The agents got caught and, to get them out of a Jordanian jail, Israel agreed 
to release Sheikh Yassin. The cleric set off on a tour of the Islamic world to 
raise support and money. He returned to Gaza to a hero's welcome.

Efraim Halevy, a veteran Mossad officer who negotiated the deal that released 
Sheikh Yassin, says the cleric's freedom was hard to swallow, but Israel had no 
choice. After the fiasco in Jordan, Mr. Halevy was named director of Mossad, a 
position he held until 2002. Two years later, Sheikh Yassin was killed by an 
Israeli air strike.

Mr. Halevy has in recent years urged Israel to negotiate with Hamas. He says 
that "Hamas can be crushed," but he believes that "the price of crushing Hamas 
is a price that Israel would prefer not to pay." When Israel's authoritarian 
secular neighbor, Syria, launched a campaign to wipe out Muslim Brotherhood 
militants in the early 1980s it killed more than 20,000 people, many of them 
civilians.

In its recent war in Gaza, Israel didn't set the destruction of Hamas as its 
goal. It limited its stated objectives to halting the Islamists' rocket fire 
and battering their overall military capacity. At the start of the Israeli 
operation in December, Defense Minister Ehud Barak told parliament that the 
goal was "to deal Hamas a severe blow, a blow that will cause it to stop its 
hostile actions from Gaza at Israeli citizens and soldiers."

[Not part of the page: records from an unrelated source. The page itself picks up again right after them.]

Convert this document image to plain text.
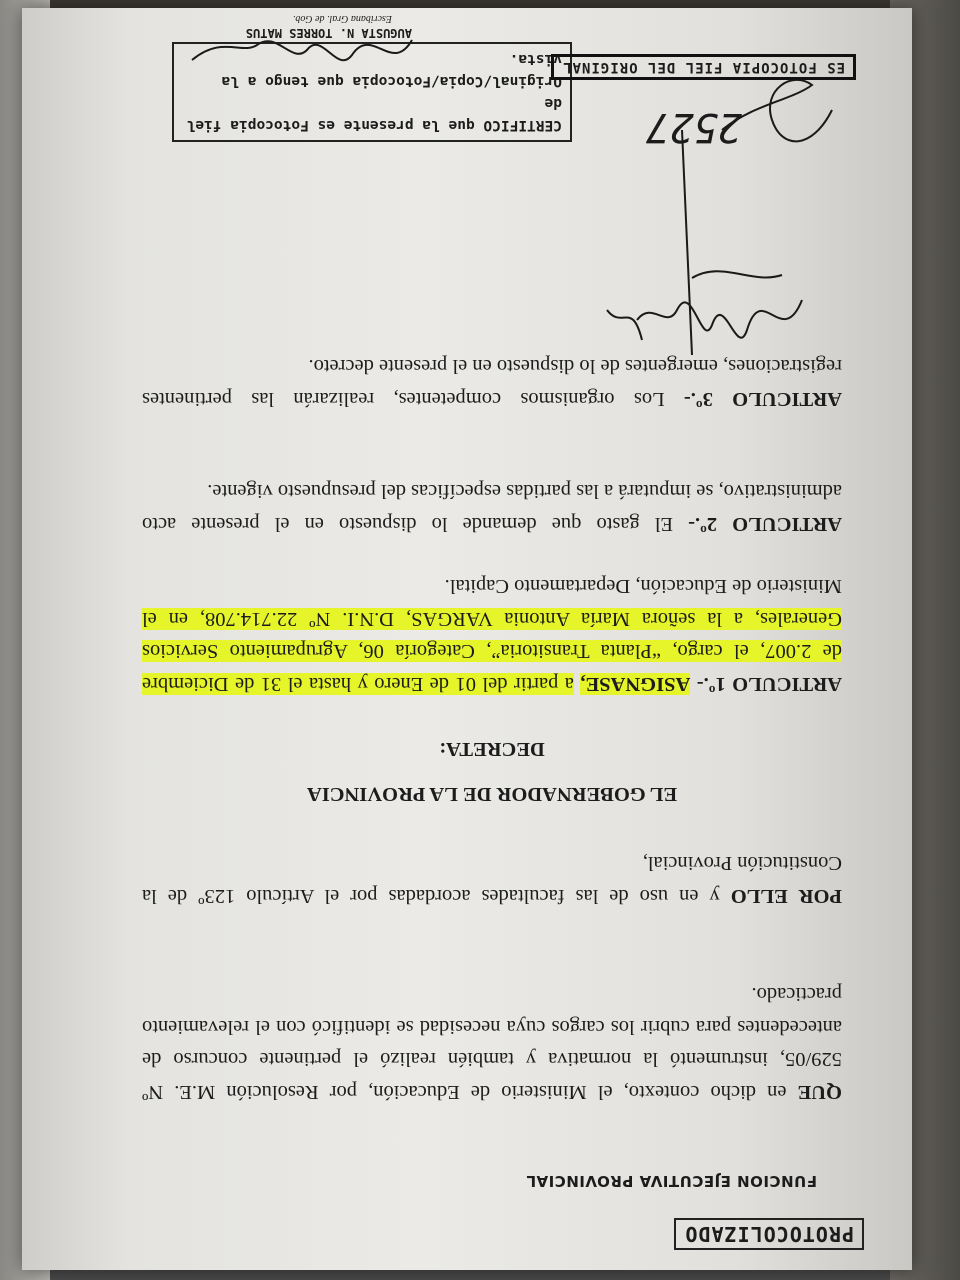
PROTOCOLIZADO
FUNCION EJECUTIVA PROVINCIAL
QUE en dicho contexto, el Ministerio de Educación, por Resolución M.E. Nº 529/05, instrumentó la normativa y también realizó el pertinente concurso de antecedentes para cubrir los cargos cuya necesidad se identificó con el relevamiento practicado.
POR ELLO y en uso de las facultades acordadas por el Artículo 123º de la Constitución Provincial,
EL GOBERNADOR DE LA PROVINCIA
DECRETA:
ARTICULO 1º.- ASIGNASE, a partir del 01 de Enero y hasta el 31 de Diciembre de 2.007, el cargo, “Planta Transitoria”, Categoría 06, Agrupamiento Servicios Generales, a la señora María Antonia VARGAS, D.N.I. Nº 22.714.708, en el Ministerio de Educación, Departamento Capital.
ARTICULO 2º.- El gasto que demande lo dispuesto en el presente acto administrativo, se imputará a las partidas específicas del presupuesto vigente.
ARTICULO 3º.- Los organismos competentes, realizarán las pertinentes registraciones, emergentes de lo dispuesto en el presente decreto.
2527
CERTIFICO que la presente es Fotocopia fiel de
Original/Copia/Fotocopia que tengo a la vista. ES FOTOCOPIA FIEL DEL ORIGINAL
AUGUSTA N. TORRES MATUS
Escribana Gral. de Gob.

Walking back to his house from the rubble of his neighbor's home, Mr. Cohen, 
the former religious affairs official in Gaza, curses Hamas and also what he 
sees as missteps that allowed Islamists to put down deep roots in Gaza.

He recalls a 1970s meeting with a traditional Islamic cleric who wanted Israel 
to stop cooperating with the Muslim Brotherhood followers of Sheikh Yassin: "He 
told me: 'You are going to have big regrets in 20 or 30 years.' He was right."